Liebe SPD, 40 000 Mütter und Väter sind doch kein Einzelfall. Sie füllen ein mittelgroßes Fußballstadion. Sehen Sie das doch endlich einmal ein!

(Beifall bei der LINKEN)

Meine Damen und Herren, die Linke bietet eine umsetzbare Lösung für die Adoptiveltern an:

(Dr. Martin Rosemann (SPD): Eben nicht!)

Adoptivmütter, die ihr Kind nach seinem ersten Geburtstag adoptiert haben, erhalten auf Antrag die neue Mütterrente, also einen zusätzlichen Entgeltpunkt. Das war und bleibt unser Vorschlag. Der ist praktikabel, finanzierbar und vor allem auch sozial gerecht.

Herzlichen Dank.

(Beifall bei der LINKEN)

Kurzintervention in der anschließenden Rede von Peter Weiß MdB (CDU/CSU):

Matthias W. Birkwald (DIE LINKE):

Lieber Kollege Weiß, danke, dass Sie die Bemerkung zulassen. Sie haben gerade so schön ausgeführt, wie das alles funktioniert.

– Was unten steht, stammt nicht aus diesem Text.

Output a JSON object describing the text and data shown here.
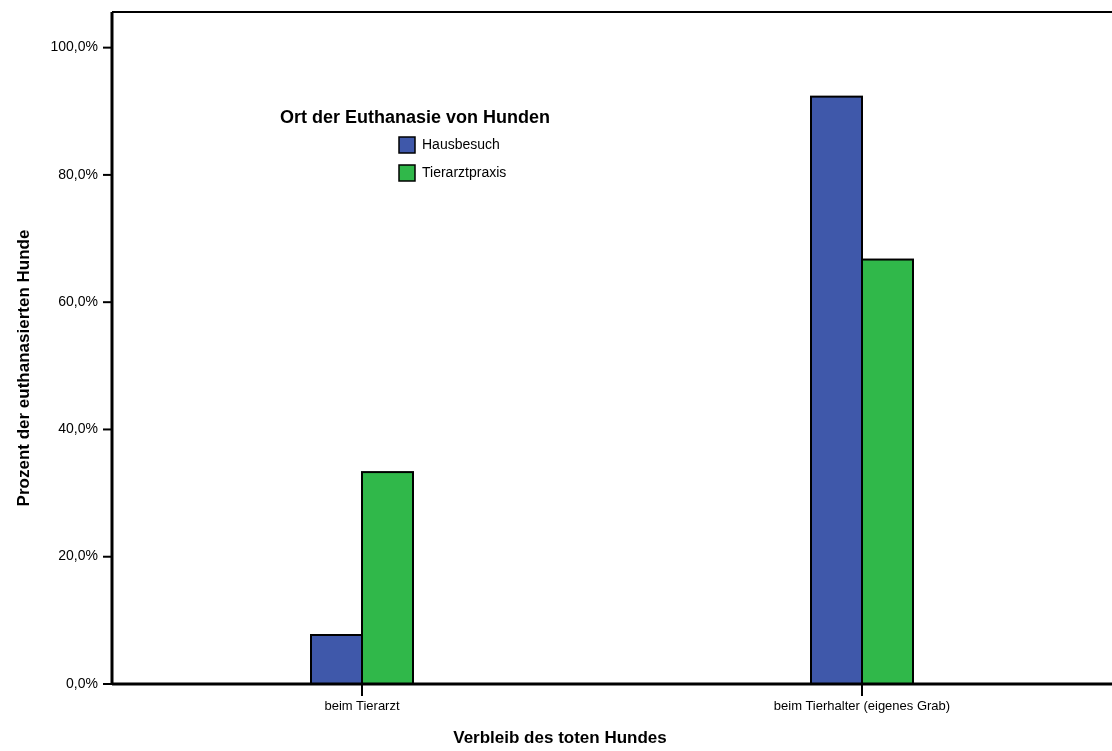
{
  "chart_data": {
    "type": "bar",
    "xlabel": "Verbleib des toten Hundes",
    "ylabel": "Prozent der euthanasierten Hunde",
    "legend_title": "Ort der Euthanasie von Hunden",
    "legend": "top left",
    "categories": [
      "beim Tierarzt",
      "beim Tierhalter (eigenes Grab)"
    ],
    "series": [
      {
        "name": "Hausbesuch",
        "color": "#3f58aa",
        "values": [
          7.7,
          92.3
        ]
      },
      {
        "name": "Tierarztpraxis",
        "color": "#30b84a",
        "values": [
          33.3,
          66.7
        ]
      }
    ],
    "ylim": [
      0,
      105.6
    ],
    "yticks": [
      {
        "value": 0,
        "label": "0,0%"
      },
      {
        "value": 20,
        "label": "20,0%"
      },
      {
        "value": 40,
        "label": "40,0%"
      },
      {
        "value": 60,
        "label": "60,0%"
      },
      {
        "value": 80,
        "label": "80,0%"
      },
      {
        "value": 100,
        "label": "100,0%"
      }
    ]
  }
}
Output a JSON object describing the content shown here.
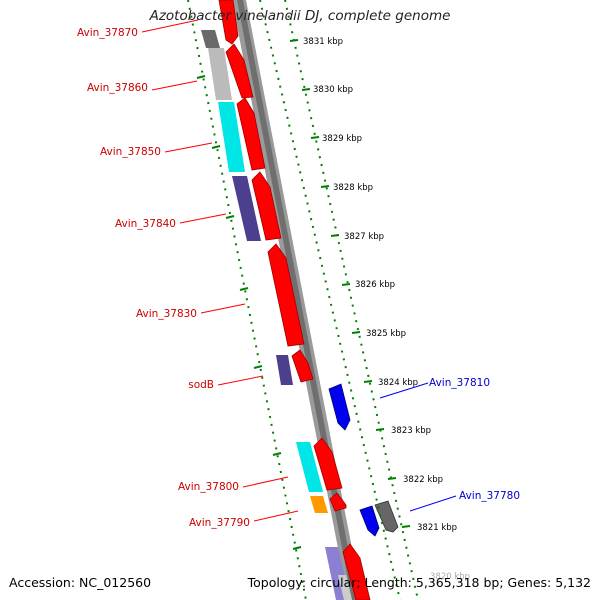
{
  "title": "Azotobacter vinelandii DJ, complete genome",
  "footer": {
    "accession": "Accession: NC_012560",
    "summary": "Topology: circular; Length: 5,365,318 bp; Genes: 5,132"
  },
  "colors": {
    "forward_cds": "#ff0000",
    "reverse_cds": "#0000ff",
    "forward_label": "#cc0000",
    "reverse_label": "#0000cc",
    "tick": "#008000",
    "backbone": "#777777"
  },
  "ticks_kbp": [
    "3831 kbp",
    "3830 kbp",
    "3829 kbp",
    "3828 kbp",
    "3827 kbp",
    "3826 kbp",
    "3825 kbp",
    "3824 kbp",
    "3823 kbp",
    "3822 kbp",
    "3821 kbp",
    "3820 kbp"
  ],
  "left_labels": [
    "Avin_37870",
    "Avin_37860",
    "Avin_37850",
    "Avin_37840",
    "Avin_37830",
    "sodB",
    "Avin_37800",
    "Avin_37790"
  ],
  "right_labels": [
    "Avin_37810",
    "Avin_37780"
  ]
}
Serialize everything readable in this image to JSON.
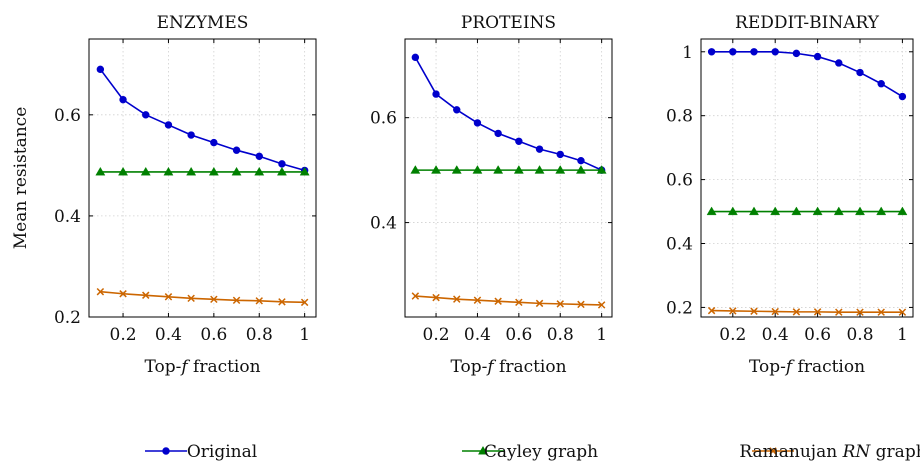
{
  "chart_data": [
    {
      "type": "line",
      "title": "ENZYMES",
      "xlabel": "Top-",
      "xlabel_var": "f",
      "xlabel_suffix": " fraction",
      "ylabel": "Mean resistance",
      "xlim": [
        0.05,
        1.05
      ],
      "ylim": [
        0.2,
        0.75
      ],
      "xticks": [
        0.2,
        0.4,
        0.6,
        0.8,
        1
      ],
      "xtick_labels": [
        "0.2",
        "0.4",
        "0.6",
        "0.8",
        "1"
      ],
      "yticks": [
        0.2,
        0.4,
        0.6
      ],
      "ytick_labels": [
        "0.2",
        "0.4",
        "0.6"
      ],
      "grid": true,
      "x": [
        0.1,
        0.2,
        0.3,
        0.4,
        0.5,
        0.6,
        0.7,
        0.8,
        0.9,
        1.0
      ],
      "series": [
        {
          "name": "Original",
          "color": "#0000cc",
          "marker": "circle",
          "values": [
            0.69,
            0.63,
            0.6,
            0.58,
            0.56,
            0.545,
            0.53,
            0.518,
            0.503,
            0.49
          ]
        },
        {
          "name": "Cayley graph",
          "color": "#008000",
          "marker": "triangle",
          "values": [
            0.487,
            0.487,
            0.487,
            0.487,
            0.487,
            0.487,
            0.487,
            0.487,
            0.487,
            0.487
          ]
        },
        {
          "name": "Ramanujan RN graph",
          "color": "#cc6600",
          "marker": "cross",
          "values": [
            0.25,
            0.246,
            0.243,
            0.24,
            0.237,
            0.235,
            0.233,
            0.232,
            0.23,
            0.229
          ]
        }
      ]
    },
    {
      "type": "line",
      "title": "PROTEINS",
      "xlabel": "Top-",
      "xlabel_var": "f",
      "xlabel_suffix": " fraction",
      "ylabel": "",
      "xlim": [
        0.05,
        1.05
      ],
      "ylim": [
        0.22,
        0.75
      ],
      "xticks": [
        0.2,
        0.4,
        0.6,
        0.8,
        1
      ],
      "xtick_labels": [
        "0.2",
        "0.4",
        "0.6",
        "0.8",
        "1"
      ],
      "yticks": [
        0.4,
        0.6
      ],
      "ytick_labels": [
        "0.4",
        "0.6"
      ],
      "grid": true,
      "x": [
        0.1,
        0.2,
        0.3,
        0.4,
        0.5,
        0.6,
        0.7,
        0.8,
        0.9,
        1.0
      ],
      "series": [
        {
          "name": "Original",
          "color": "#0000cc",
          "marker": "circle",
          "values": [
            0.715,
            0.645,
            0.615,
            0.59,
            0.57,
            0.555,
            0.54,
            0.53,
            0.518,
            0.5
          ]
        },
        {
          "name": "Cayley graph",
          "color": "#008000",
          "marker": "triangle",
          "values": [
            0.5,
            0.5,
            0.5,
            0.5,
            0.5,
            0.5,
            0.5,
            0.5,
            0.5,
            0.5
          ]
        },
        {
          "name": "Ramanujan RN graph",
          "color": "#cc6600",
          "marker": "cross",
          "values": [
            0.26,
            0.257,
            0.254,
            0.252,
            0.25,
            0.248,
            0.246,
            0.245,
            0.244,
            0.243
          ]
        }
      ]
    },
    {
      "type": "line",
      "title": "REDDIT-BINARY",
      "xlabel": "Top-",
      "xlabel_var": "f",
      "xlabel_suffix": " fraction",
      "ylabel": "",
      "xlim": [
        0.05,
        1.05
      ],
      "ylim": [
        0.17,
        1.04
      ],
      "xticks": [
        0.2,
        0.4,
        0.6,
        0.8,
        1
      ],
      "xtick_labels": [
        "0.2",
        "0.4",
        "0.6",
        "0.8",
        "1"
      ],
      "yticks": [
        0.2,
        0.4,
        0.6,
        0.8,
        1
      ],
      "ytick_labels": [
        "0.2",
        "0.4",
        "0.6",
        "0.8",
        "1"
      ],
      "grid": true,
      "x": [
        0.1,
        0.2,
        0.3,
        0.4,
        0.5,
        0.6,
        0.7,
        0.8,
        0.9,
        1.0
      ],
      "series": [
        {
          "name": "Original",
          "color": "#0000cc",
          "marker": "circle",
          "values": [
            1.0,
            1.0,
            1.0,
            1.0,
            0.995,
            0.985,
            0.965,
            0.935,
            0.9,
            0.86
          ]
        },
        {
          "name": "Cayley graph",
          "color": "#008000",
          "marker": "triangle",
          "values": [
            0.5,
            0.5,
            0.5,
            0.5,
            0.5,
            0.5,
            0.5,
            0.5,
            0.5,
            0.5
          ]
        },
        {
          "name": "Ramanujan RN graph",
          "color": "#cc6600",
          "marker": "cross",
          "values": [
            0.19,
            0.189,
            0.188,
            0.187,
            0.186,
            0.186,
            0.185,
            0.185,
            0.185,
            0.185
          ]
        }
      ]
    }
  ],
  "legend": {
    "placement": "bottom",
    "items": [
      {
        "label": "Original",
        "color": "#0000cc",
        "marker": "circle"
      },
      {
        "label": "Cayley graph",
        "color": "#008000",
        "marker": "triangle"
      },
      {
        "label_prefix": "Ramanujan ",
        "label_var": "RN",
        "label_suffix": " graph",
        "color": "#cc6600",
        "marker": "cross"
      }
    ]
  }
}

Peter Weiß (Emmendingen) (CDU/CSU):

Ja, man muss es ja einmal erklären.

Matthias W. Birkwald (DIE LINKE):

Das ist auch in Ordnung. - Sie haben nur den wesentlichen Punkt, um den es in dieser Debatte geht, elegant unter den Tisch fallen lassen.

Wenn beispielsweise eine Frau ein 14 Monate altes Kind adoptiert hat - gehen wir ausschließlich von einer Adoptivmutter aus, nicht von Adoptiveltern -, dann hat diese Adoptivmutter das Kind erzogen, als es 15 oder 20 Monate alt war usw., bis es zum Beispiel zehn oder elf war. Also hat sie, nicht die leibliche Mutter, die wesentliche Erziehungsleistung erbracht. Weil das Kind erst im vierzehnten Lebensmonat und nicht im elften, zehnten oder im vierten adoptiert wurde, bekommt diese Adoptivmutter, die die gesamte Erziehungsleistung - hoffentlich gemeinsam und gleichberechtigt mit ihrem Mann - erbracht hat, keinen Cent von Ihrer schönen Mütterrente. Das müssen Sie doch einmal zur Kenntnis nehmen.

Ehe Sie jetzt immer weiter behaupten, das hätte alles berechnet werden müssen, bitte ich Sie, noch einmal in unseren Antrag zu schauen. Wir haben vorgeschlagen, dass das auf Antrag überprüft werden soll, damit die Rentenversicherung eben nicht alle Akten und Rentenkonten prüfen muss. Das heißt, man müsste die Regelung beschließen und publik machen, und dann kämen sukzessive die Anträge herein. Jetzt erklären Sie mir bitte einmal, warum die Rentenversicherung das nicht schaffen könnte.